Tonality and the Extended Common Practice in the Music of Thad Jones
Tonality is a term often used to describe the music of the common practice period (roughly 1600-1900). This study examines the music of mid twentieth-century jazz composer Thad Jones in light of an extended common practice, explicating ways in which this music might be best understood as tonal. Drawing from analyses of three of Jones’s big band compositions: To You, Three and One, and Cherry Juice, this study examines three primary elements in detail. First is Jones’s use of chord-scale application techniques in the orchestration over various chordal qualities represented by the symbols, revealing traditional as well as innovative methods by Jones. Second is Jones’s use of harmonic progressions, demonstrating his connection to past practice as well as modern jazz variations. Third is Jones’s use of contrapuntal connections and their traditional relationship to functional tonality, but in a chromatic scale-based environment.
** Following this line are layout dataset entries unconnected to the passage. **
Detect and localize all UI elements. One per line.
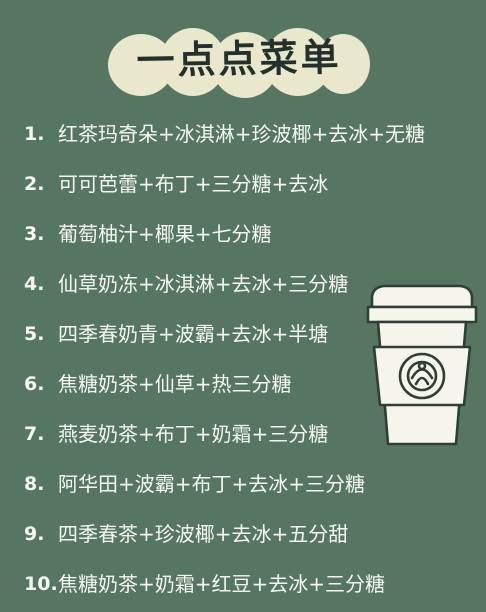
menu-item-text: 燕麦奶茶+布丁+奶霜+三分糖 bbox=[58, 422, 329, 446]
menu-item-text: 四季春茶+珍波椰+去冰+五分甜 bbox=[58, 522, 349, 546]
menu-item-number: 4. bbox=[24, 273, 45, 295]
menu-item: 6. 焦糖奶茶+仙草+热三分糖 bbox=[0, 367, 470, 401]
menu-item-number: 7. bbox=[24, 423, 45, 445]
menu-item: 5. 四季春奶青+波霸+去冰+半塘 bbox=[0, 317, 470, 351]
menu-item-text: 葡萄柚汁+椰果+七分糖 bbox=[58, 222, 272, 246]
menu-item: 2. 可可芭蕾+布丁+三分糖+去冰 bbox=[0, 167, 470, 201]
menu-item-number: 8. bbox=[24, 473, 45, 495]
menu-item-number: 3. bbox=[24, 223, 45, 245]
siren-head-icon bbox=[417, 361, 427, 371]
menu-item-number: 9. bbox=[24, 523, 45, 545]
menu-item-text: 焦糖奶茶+仙草+热三分糖 bbox=[58, 372, 292, 396]
menu-item-number: 10. bbox=[24, 573, 58, 595]
menu-item: 7. 燕麦奶茶+布丁+奶霜+三分糖 bbox=[0, 417, 470, 451]
menu-item-text: 仙草奶冻+冰淇淋+去冰+三分糖 bbox=[58, 272, 349, 296]
coffee-cup-icon bbox=[366, 279, 478, 451]
menu-item: 1. 红茶玛奇朵+冰淇淋+珍波椰+去冰+无糖 bbox=[0, 117, 470, 151]
menu-item: 3. 葡萄柚汁+椰果+七分糖 bbox=[0, 217, 470, 251]
menu-item: 4. 仙草奶冻+冰淇淋+去冰+三分糖 bbox=[0, 267, 470, 301]
menu-item-number: 6. bbox=[24, 373, 45, 395]
menu-item-text: 可可芭蕾+布丁+三分糖+去冰 bbox=[58, 172, 329, 196]
title-area: 一点点菜单 bbox=[0, 0, 486, 120]
coffee-cup-svg bbox=[366, 284, 478, 446]
cup-lid bbox=[370, 284, 474, 309]
siren-body-icon bbox=[414, 376, 430, 386]
menu-item: 10. 焦糖奶茶+奶霜+红豆+去冰+三分糖 bbox=[0, 567, 470, 601]
menu-item-number: 5. bbox=[24, 323, 45, 345]
menu-item: 9. 四季春茶+珍波椰+去冰+五分甜 bbox=[0, 517, 470, 551]
cup-lid-rim bbox=[366, 305, 478, 324]
title-bubble-right bbox=[316, 34, 370, 94]
menu-item-text: 阿华田+波霸+布丁+去冰+三分糖 bbox=[58, 472, 366, 496]
menu-item: 8. 阿华田+波霸+布丁+去冰+三分糖 bbox=[0, 467, 470, 501]
menu-item-number: 1. bbox=[24, 123, 45, 145]
menu-item-text: 焦糖奶茶+奶霜+红豆+去冰+三分糖 bbox=[58, 572, 386, 596]
menu-item-text: 红茶玛奇朵+冰淇淋+珍波椰+去冰+无糖 bbox=[58, 122, 426, 146]
menu-item-text: 四季春奶青+波霸+去冰+半塘 bbox=[58, 322, 329, 346]
menu-item-number: 2. bbox=[24, 173, 45, 195]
Jones’s music is presented in this study to demonstrate a tonal jazz common practice that represents an amalgamation of traditions including twentieth-century scale-based procedures, Renaissance and early twentieth-century modality, eighteenth- and nineteenth-century voice leading schemas, and Baroque and Classical descending-fifth progressions. Also included as an appendix is a list of possible note errors in the published scores of To You, Three and One, and Cherry Juice.